Fifty-eight years ago today my parents were married in St. John the Baptist Church in downtown New Orleans. My mom was 19; my dad was 22. I – their eldest child – was born just over nine months later.
While I obviously have no memories of my parents’ wedding, I have in my head images of it because much of it was captured by an amateur photographer on 8mm film – a reel of silent, but color, film that I saw often as a boy whenever Dad projected it onto a screen that he’d set up in the den of our home. (I’m increasingly astonished that two people who married so young managed to remain together, happily, for 50 years, until my mom died in March 2008.)
Back then, the most popular new passenger car on America’s roads was (I believe) the ’57 Chevy Bel Air. The base retail price for the Sport Sedan was $2,424 (in 1957 dollars) – a price that did not include air-conditioning, power steering, power brakes, power windows, seat belts, and air-bags (not to mention familiar devices in today’s cars such as GPS navigation, keyless entry, a tilt steering wheel, and windshield wipers with intermittent settings). I do believe, though, that an AM radio – with a single speaker – was standard equipment. (The buyer could have gotten an additional, rear speaker for an extra charge.) The average hourly wage in America for workers in manufacturing in 1957 was $1.98 (also in 1957 dollars). So in the year of my parents’ wedding, the typical worker in America had to toil about 1,224 hours – or about 30.5 weeks – to earn enough money to buy a new, base-model Chevy Bel Air Sport Sedan.
Today’s most popular passenger car in America is the Toyota Camry, the base model of which sells for $22,970 plus an $825 delivery fee – so, in total, $23,795. (I need not here remind readers what is standard equipment in such a car compare to what was standard equipment in a ’57 Chevy.) The typical, non-supervisory worker in America today (October 2015) earns $21.18 per hour – meaning that today’s typical worker in America must work 1,123 hours – or 28 weeks – to earn enough income to buy a new, base-model Toyota Camry. Compared to 1957, two-and-a-half weeks less work is required today of an ordinary American worker to buy a popular new car – a popular new car that is nearly indescribably superior to a ’57 Chevy.

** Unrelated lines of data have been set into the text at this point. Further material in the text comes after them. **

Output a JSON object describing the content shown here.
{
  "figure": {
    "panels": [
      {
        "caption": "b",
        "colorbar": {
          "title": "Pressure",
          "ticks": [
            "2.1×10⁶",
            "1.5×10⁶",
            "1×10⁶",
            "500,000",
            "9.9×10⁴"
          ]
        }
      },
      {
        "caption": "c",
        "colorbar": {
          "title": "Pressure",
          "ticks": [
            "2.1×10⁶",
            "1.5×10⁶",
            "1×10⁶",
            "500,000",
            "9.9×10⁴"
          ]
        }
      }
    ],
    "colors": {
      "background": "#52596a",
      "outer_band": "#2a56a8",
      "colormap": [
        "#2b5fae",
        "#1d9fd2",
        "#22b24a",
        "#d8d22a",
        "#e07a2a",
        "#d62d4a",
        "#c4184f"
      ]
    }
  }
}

A gallon of milk in 1957 cost, in 1957 dollars, $1.00 – or about a half-hour of work time of the typical American worker. Today a gallon of milk, in 2015 dollars, is about $3.50 – or about 10 minutes of work time of the typical American worker today. A gallon of gasoline in 1957 – lead and all – cost about $0.30 (or 9 minutes of work time for the typical American worker in that long-ago year). I just filled-up my car’s tank with 87-octane, lead-free gasoline and paid (in northern Virginia) $2.09 per gallon – an amount of money that the typical American worker today earns in about 6 minutes.

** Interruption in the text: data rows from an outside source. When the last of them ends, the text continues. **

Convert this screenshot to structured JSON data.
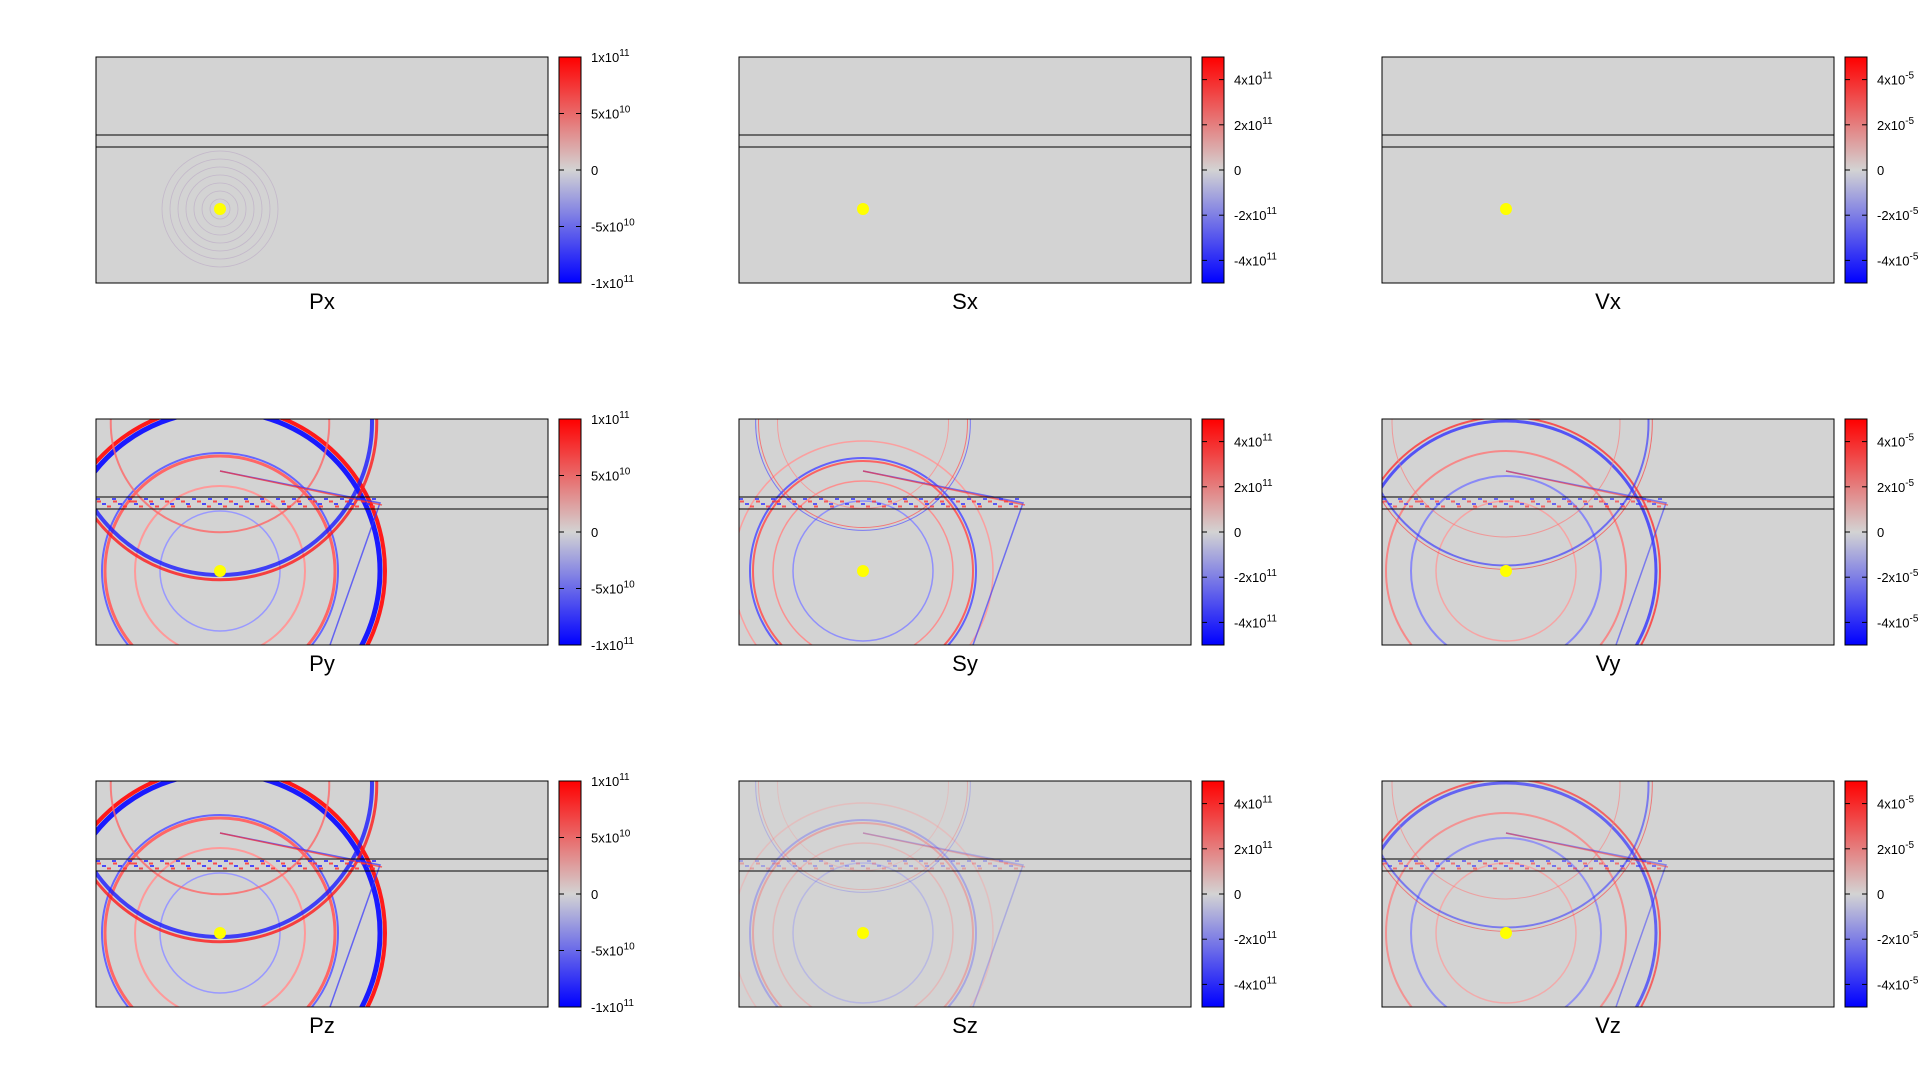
{
  "chart_data": [
    {
      "type": "heatmap",
      "title": "Px",
      "colorbar": {
        "colors": {
          "max": "#ff0000",
          "mid": "#d3d3d3",
          "min": "#0000ff"
        },
        "range": [
          -100000000000.0,
          100000000000.0
        ],
        "ticks": [
          {
            "v": 100000000000.0,
            "base": "1x10",
            "exp": "11"
          },
          {
            "v": 50000000000.0,
            "base": "5x10",
            "exp": "10"
          },
          {
            "v": 0,
            "base": "0",
            "exp": ""
          },
          {
            "v": -50000000000.0,
            "base": "-5x10",
            "exp": "10"
          },
          {
            "v": -100000000000.0,
            "base": "-1x10",
            "exp": "11"
          }
        ]
      }
    },
    {
      "type": "heatmap",
      "title": "Sx",
      "colorbar": {
        "colors": {
          "max": "#ff0000",
          "mid": "#d3d3d3",
          "min": "#0000ff"
        },
        "range": [
          -500000000000.0,
          500000000000.0
        ],
        "ticks": [
          {
            "v": 400000000000.0,
            "base": "4x10",
            "exp": "11"
          },
          {
            "v": 200000000000.0,
            "base": "2x10",
            "exp": "11"
          },
          {
            "v": 0,
            "base": "0",
            "exp": ""
          },
          {
            "v": -200000000000.0,
            "base": "-2x10",
            "exp": "11"
          },
          {
            "v": -400000000000.0,
            "base": "-4x10",
            "exp": "11"
          }
        ]
      }
    },
    {
      "type": "heatmap",
      "title": "Vx",
      "colorbar": {
        "colors": {
          "max": "#ff0000",
          "mid": "#d3d3d3",
          "min": "#0000ff"
        },
        "range": [
          -5e-05,
          5e-05
        ],
        "ticks": [
          {
            "v": 4e-05,
            "base": "4x10",
            "exp": "-5"
          },
          {
            "v": 2e-05,
            "base": "2x10",
            "exp": "-5"
          },
          {
            "v": 0,
            "base": "0",
            "exp": ""
          },
          {
            "v": -2e-05,
            "base": "-2x10",
            "exp": "-5"
          },
          {
            "v": -4e-05,
            "base": "-4x10",
            "exp": "-5"
          }
        ]
      }
    },
    {
      "type": "heatmap",
      "title": "Py",
      "colorbar": {
        "colors": {
          "max": "#ff0000",
          "mid": "#d3d3d3",
          "min": "#0000ff"
        },
        "range": [
          -100000000000.0,
          100000000000.0
        ],
        "ticks": [
          {
            "v": 100000000000.0,
            "base": "1x10",
            "exp": "11"
          },
          {
            "v": 50000000000.0,
            "base": "5x10",
            "exp": "10"
          },
          {
            "v": 0,
            "base": "0",
            "exp": ""
          },
          {
            "v": -50000000000.0,
            "base": "-5x10",
            "exp": "10"
          },
          {
            "v": -100000000000.0,
            "base": "-1x10",
            "exp": "11"
          }
        ]
      }
    },
    {
      "type": "heatmap",
      "title": "Sy",
      "colorbar": {
        "colors": {
          "max": "#ff0000",
          "mid": "#d3d3d3",
          "min": "#0000ff"
        },
        "range": [
          -500000000000.0,
          500000000000.0
        ],
        "ticks": [
          {
            "v": 400000000000.0,
            "base": "4x10",
            "exp": "11"
          },
          {
            "v": 200000000000.0,
            "base": "2x10",
            "exp": "11"
          },
          {
            "v": 0,
            "base": "0",
            "exp": ""
          },
          {
            "v": -200000000000.0,
            "base": "-2x10",
            "exp": "11"
          },
          {
            "v": -400000000000.0,
            "base": "-4x10",
            "exp": "11"
          }
        ]
      }
    },
    {
      "type": "heatmap",
      "title": "Vy",
      "colorbar": {
        "colors": {
          "max": "#ff0000",
          "mid": "#d3d3d3",
          "min": "#0000ff"
        },
        "range": [
          -5e-05,
          5e-05
        ],
        "ticks": [
          {
            "v": 4e-05,
            "base": "4x10",
            "exp": "-5"
          },
          {
            "v": 2e-05,
            "base": "2x10",
            "exp": "-5"
          },
          {
            "v": 0,
            "base": "0",
            "exp": ""
          },
          {
            "v": -2e-05,
            "base": "-2x10",
            "exp": "-5"
          },
          {
            "v": -4e-05,
            "base": "-4x10",
            "exp": "-5"
          }
        ]
      }
    },
    {
      "type": "heatmap",
      "title": "Pz",
      "colorbar": {
        "colors": {
          "max": "#ff0000",
          "mid": "#d3d3d3",
          "min": "#0000ff"
        },
        "range": [
          -100000000000.0,
          100000000000.0
        ],
        "ticks": [
          {
            "v": 100000000000.0,
            "base": "1x10",
            "exp": "11"
          },
          {
            "v": 50000000000.0,
            "base": "5x10",
            "exp": "10"
          },
          {
            "v": 0,
            "base": "0",
            "exp": ""
          },
          {
            "v": -50000000000.0,
            "base": "-5x10",
            "exp": "10"
          },
          {
            "v": -100000000000.0,
            "base": "-1x10",
            "exp": "11"
          }
        ]
      }
    },
    {
      "type": "heatmap",
      "title": "Sz",
      "colorbar": {
        "colors": {
          "max": "#ff0000",
          "mid": "#d3d3d3",
          "min": "#0000ff"
        },
        "range": [
          -500000000000.0,
          500000000000.0
        ],
        "ticks": [
          {
            "v": 400000000000.0,
            "base": "4x10",
            "exp": "11"
          },
          {
            "v": 200000000000.0,
            "base": "2x10",
            "exp": "11"
          },
          {
            "v": 0,
            "base": "0",
            "exp": ""
          },
          {
            "v": -200000000000.0,
            "base": "-2x10",
            "exp": "11"
          },
          {
            "v": -400000000000.0,
            "base": "-4x10",
            "exp": "11"
          }
        ]
      }
    },
    {
      "type": "heatmap",
      "title": "Vz",
      "colorbar": {
        "colors": {
          "max": "#ff0000",
          "mid": "#d3d3d3",
          "min": "#0000ff"
        },
        "range": [
          -5e-05,
          5e-05
        ],
        "ticks": [
          {
            "v": 4e-05,
            "base": "4x10",
            "exp": "-5"
          },
          {
            "v": 2e-05,
            "base": "2x10",
            "exp": "-5"
          },
          {
            "v": 0,
            "base": "0",
            "exp": ""
          },
          {
            "v": -2e-05,
            "base": "-2x10",
            "exp": "-5"
          },
          {
            "v": -4e-05,
            "base": "-4x10",
            "exp": "-5"
          }
        ]
      }
    }
  ],
  "colors": {
    "background": "#d3d3d3",
    "source_marker": "#ffff00",
    "frame": "#000000"
  }
}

Alas, the work-time cost of first-class postage from the U.S. Postal Service is indeed higher today – by about 50 percent! – than it was in 1957. In 1957 the price of a first-class postage stamp was $0.03; today it’s $0.49. So while the typical American worker in 1957 had to work just under one minute to earn enough income to mail a letter or wedding invitation, the typical American worker today must toil close to a minute and a half to earn enough income to mail a first-class letter.
(I got the above 1957 prices here.)
Three years ago I looked in some detail at the offerings and prices in a Sears catalog from 1956 and discovered that the cost of living for the typical American (measured in work time) was much higher then than it is today. See also here, here, here, and here.
Except for when they must purchase government ‘services,’ young couples starting life today have a far easier time of it, overall, than did my parents in 1957.